A few years ago, Bolton Clarke at home support client Ralph Howard typed two A4 pages of memories from when he was Rolf Hochstim.
Born on 22 April 1918, at the approach of World War II the 19-year-old Jewish Berliner of Polish and Czech extraction joined the tide of refugees seeking sanctuary.
His written memories detail his escape from Nazi-occupied Czechoslavakia, where he’d been living in fear, to Poland, from which Winston Churchill had offered passage to Great Britain.
His spur-of-the-moment first attempt was thwarted by a rabid Gestapo dog Rolf only narrowly managed to escape. His second, hastened by Hitler’s apparent designs on Poland, was similarly fraught: nights in a farmhouse hideaway; lax border guards who, mistaking him for a child, ignored his papers, and vigilant officers who held him in custody, only to kindly provide a police escort to Krakow when Rolf’s story checked out.
“Of all the refugees there, many sick and elderly, only two lots made the selections, most of us young, healthy and with a trade,” he wrote. “We were sad for the others, but so happy to escape. I arrived in London with 10 pounds and little clothing, but somehow felt rich and on top of the world to have the whole life still in front of me.”
He stayed first in a refugee camp, where he honed “schoolboy level” English, and later, after serving in India and occupied Japan, in London, where he his mother and late father’s footsteps into optometry.
“I changed my name to Ralph and surname to Howard,” he explains. “It was easier to spell. But what is a name? You could have a nice one and be rotten.”
He married Mary McGrath and their daughter Susan was born in 1951. The family spent many happy years in London’s Wembley region, where Ralph juggled his successful practice “in a highly competitive field” with his sporting passion.
“I love rowing,” he says, “being out on the open river where it’s not political, it’s only the boat, the water and the waves, which is nice. The moment you leave there’s religion and people who don’t like this one or that one. But that doesn’t matter in sport!”
Ralph joined Banks Rowing Club in 1985, soon after moving to Melbourne with Mary when it became clear that Susan, who’d emigrated years before, wasn’t returning.
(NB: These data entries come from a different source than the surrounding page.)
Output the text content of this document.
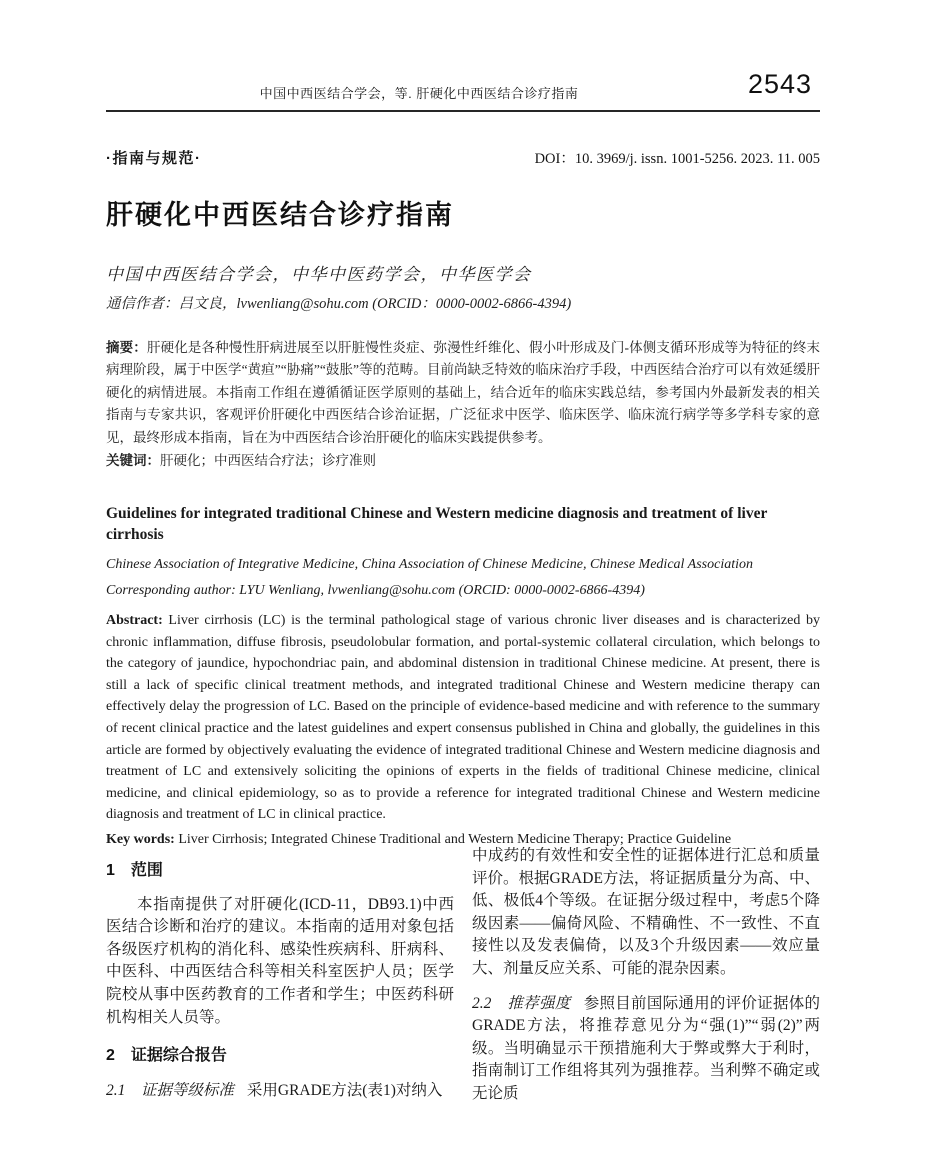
中国中西医结合学会，等. 肝硬化中西医结合诊疗指南	2543
·指南与规范·	DOI：10. 3969/j. issn. 1001-5256. 2023. 11. 005
肝硬化中西医结合诊疗指南
中国中西医结合学会，中华中医药学会，中华医学会
通信作者：吕文良，lvwenliang@sohu.com (ORCID：0000-0002-6866-4394)

摘要：肝硬化是各种慢性肝病进展至以肝脏慢性炎症、弥漫性纤维化、假小叶形成及门-体侧支循环形成等为特征的终末病理阶段，属于中医学“黄疸”“胁痛”“鼓胀”等的范畴。目前尚缺乏特效的临床治疗手段，中西医结合治疗可以有效延缓肝硬化的病情进展。本指南工作组在遵循循证医学原则的基础上，结合近年的临床实践总结，参考国内外最新发表的相关指南与专家共识，客观评价肝硬化中西医结合诊治证据，广泛征求中医学、临床医学、临床流行病学等多学科专家的意见，最终形成本指南，旨在为中西医结合诊治肝硬化的临床实践提供参考。

关键词：肝硬化；中西医结合疗法；诊疗准则

Guidelines for integrated traditional Chinese and Western medicine diagnosis and treatment of liver cirrhosis
Chinese Association of Integrative Medicine, China Association of Chinese Medicine, Chinese Medical Association
Corresponding author: LYU Wenliang, lvwenliang@sohu.com (ORCID: 0000-0002-6866-4394)

Abstract: Liver cirrhosis (LC) is the terminal pathological stage of various chronic liver diseases and is characterized by chronic inflammation, diffuse fibrosis, pseudolobular formation, and portal-systemic collateral circulation, which belongs to the category of jaundice, hypochondriac pain, and abdominal distension in traditional Chinese medicine. At present, there is still a lack of specific clinical treatment methods, and integrated traditional Chinese and Western medicine therapy can effectively delay the progression of LC. Based on the principle of evidence-based medicine and with reference to the summary of recent clinical practice and the latest guidelines and expert consensus published in China and globally, the guidelines in this article are formed by objectively evaluating the evidence of integrated traditional Chinese and Western medicine diagnosis and treatment of LC and extensively soliciting the opinions of experts in the fields of traditional Chinese medicine, clinical medicine, and clinical epidemiology, so as to provide a reference for integrated traditional Chinese and Western medicine diagnosis and treatment of LC in clinical practice.

Key words: Liver Cirrhosis; Integrated Chinese Traditional and Western Medicine Therapy; Practice Guideline

1　范围

本指南提供了对肝硬化(ICD-11，DB93.1)中西医结合诊断和治疗的建议。本指南的适用对象包括各级医疗机构的消化科、感染性疾病科、肝病科、中医科、中西医结合科等相关科室医护人员；医学院校从事中医药教育的工作者和学生；中医药科研机构相关人员等。

2　证据综合报告

2.1　证据等级标准 采用GRADE方法(表1)对纳入

中成药的有效性和安全性的证据体进行汇总和质量评价。根据GRADE方法，将证据质量分为高、中、低、极低4个等级。在证据分级过程中，考虑5个降级因素——偏倚风险、不精确性、不一致性、不直接性以及发表偏倚，以及3个升级因素——效应量大、剂量反应关系、可能的混杂因素。

2.2　推荐强度 参照目前国际通用的评价证据体的GRADE方法，将推荐意见分为“强(1)”“弱(2)”两级。当明确显示干预措施利大于弊或弊大于利时，指南制订工作组将其列为强推荐。当利弊不确定或无论质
They settled in Doncaster beside Eastern Golf Club, where he still lives with support from Susan and regular visits from his Bolton Clarke at home support team.
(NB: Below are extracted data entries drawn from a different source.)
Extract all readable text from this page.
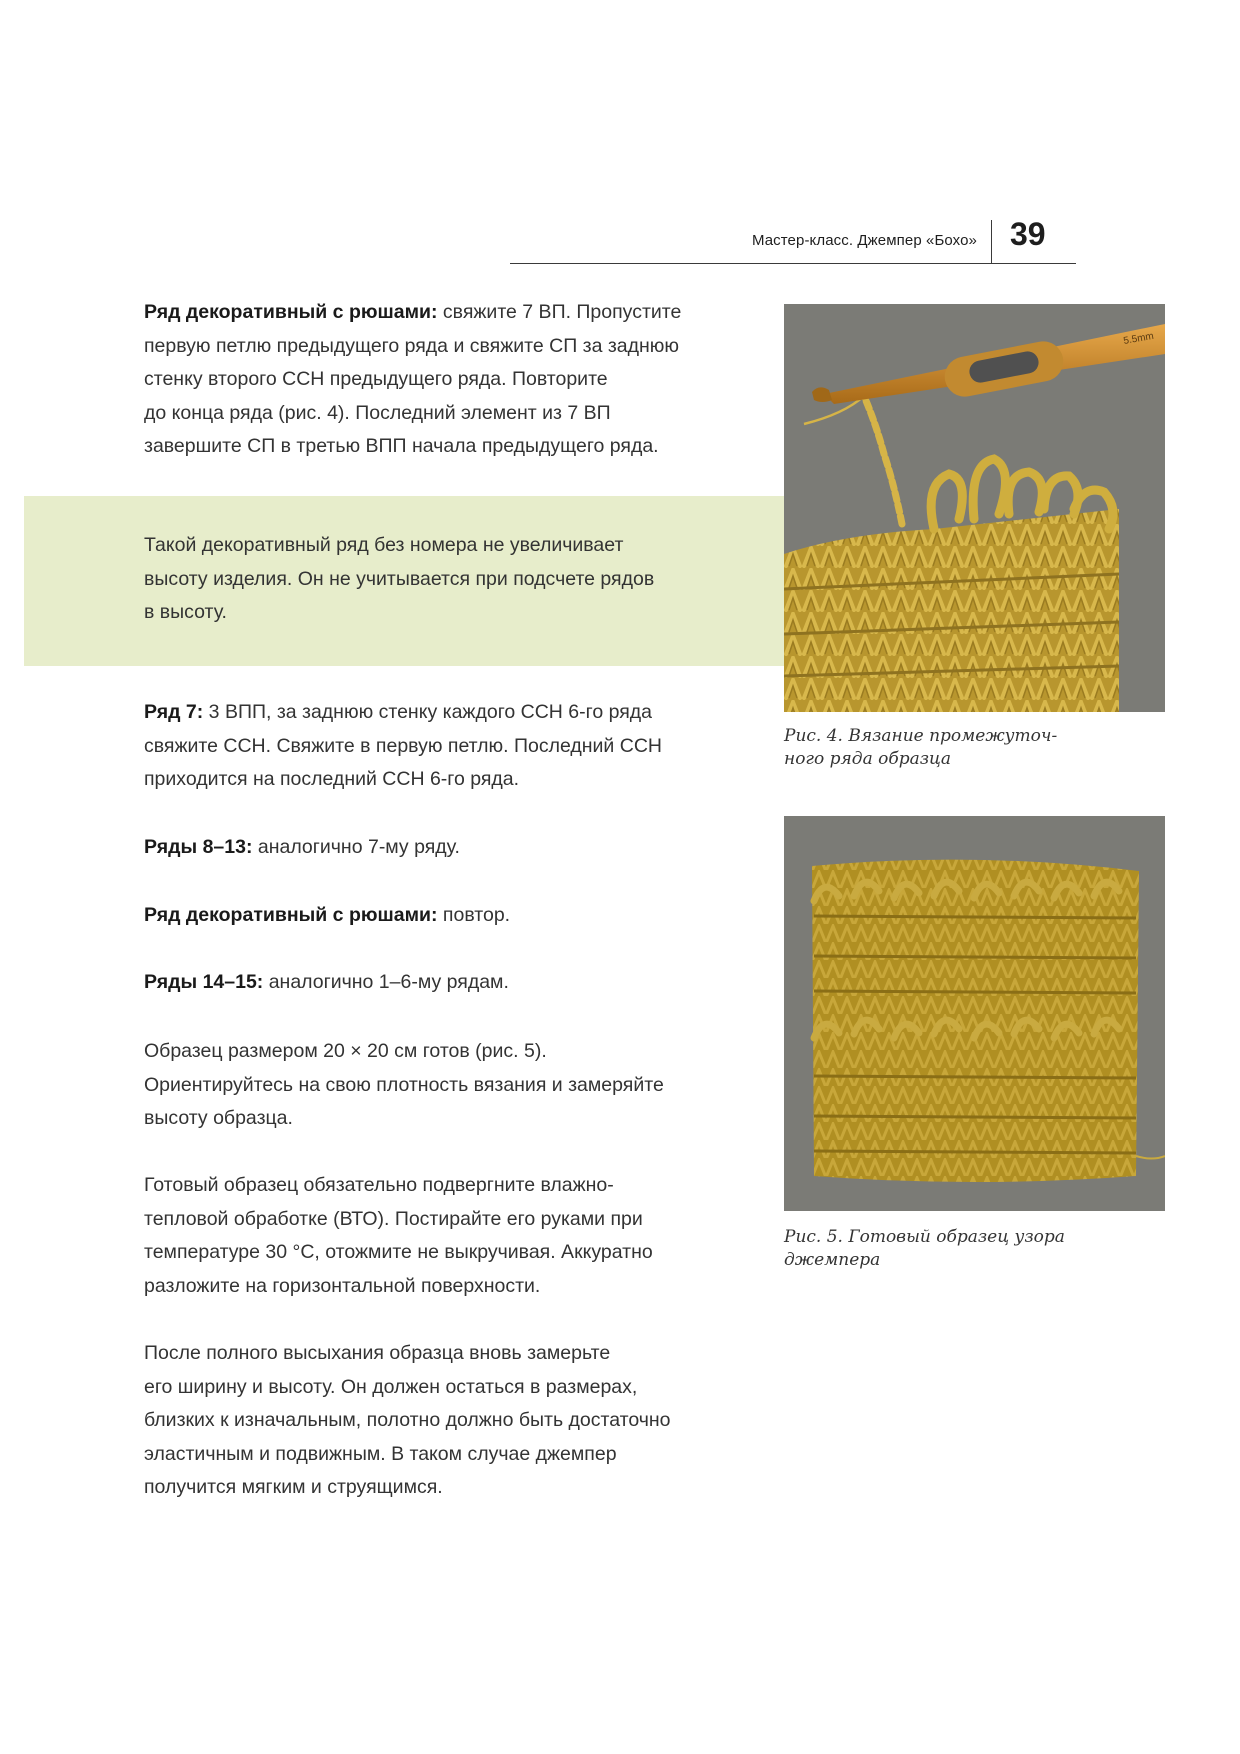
Мастер-класс. Джемпер «Бохо» 39
Ряд декоративный с рюшами: свяжите 7 ВП. Пропустите
первую петлю предыдущего ряда и свяжите СП за заднюю
стенку второго ССН предыдущего ряда. Повторите
до конца ряда (рис. 4). Последний элемент из 7 ВП
завершите СП в третью ВПП начала предыдущего ряда.
Такой декоративный ряд без номера не увеличивает
высоту изделия. Он не учитывается при подсчете рядов
в высоту.
Ряд 7: 3 ВПП, за заднюю стенку каждого ССН 6-го ряда
свяжите ССН. Свяжите в первую петлю. Последний ССН
приходится на последний ССН 6-го ряда.
Ряды 8–13: аналогично 7-му ряду.
Ряд декоративный с рюшами: повтор.
Ряды 14–15: аналогично 1–6-му рядам.
Образец размером 20 × 20 см готов (рис. 5).
Ориентируйтесь на свою плотность вязания и замеряйте
высоту образца.
Готовый образец обязательно подвергните влажно-
тепловой обработке (ВТО). Постирайте его руками при
температуре 30 °С, отожмите не выкручивая. Аккуратно
разложите на горизонтальной поверхности.
После полного высыхания образца вновь замерьте
его ширину и высоту. Он должен остаться в размерах,
близких к изначальным, полотно должно быть достаточно
эластичным и подвижным. В таком случае джемпер
получится мягким и струящимся.
5.5mm
Рис. 4. Вязание промежуточ-
ного ряда образца
Рис. 5. Готовый образец узора
джемпера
He remains a Banks stalwart, his contribution to rowing – and the club’s fabric – marked with regular invitations and a commemorative oar for his 100th birthday.
‘I was quite popular in my life,” he says. “To make friends is important. You can’t get by in life just by yourself. Like rowing, you need a team.”
Bolton Clarke’s Centenarian Club celebrates the lives and experiences of centenarian at home support clients, retirement living and residential aged care residents across the organization.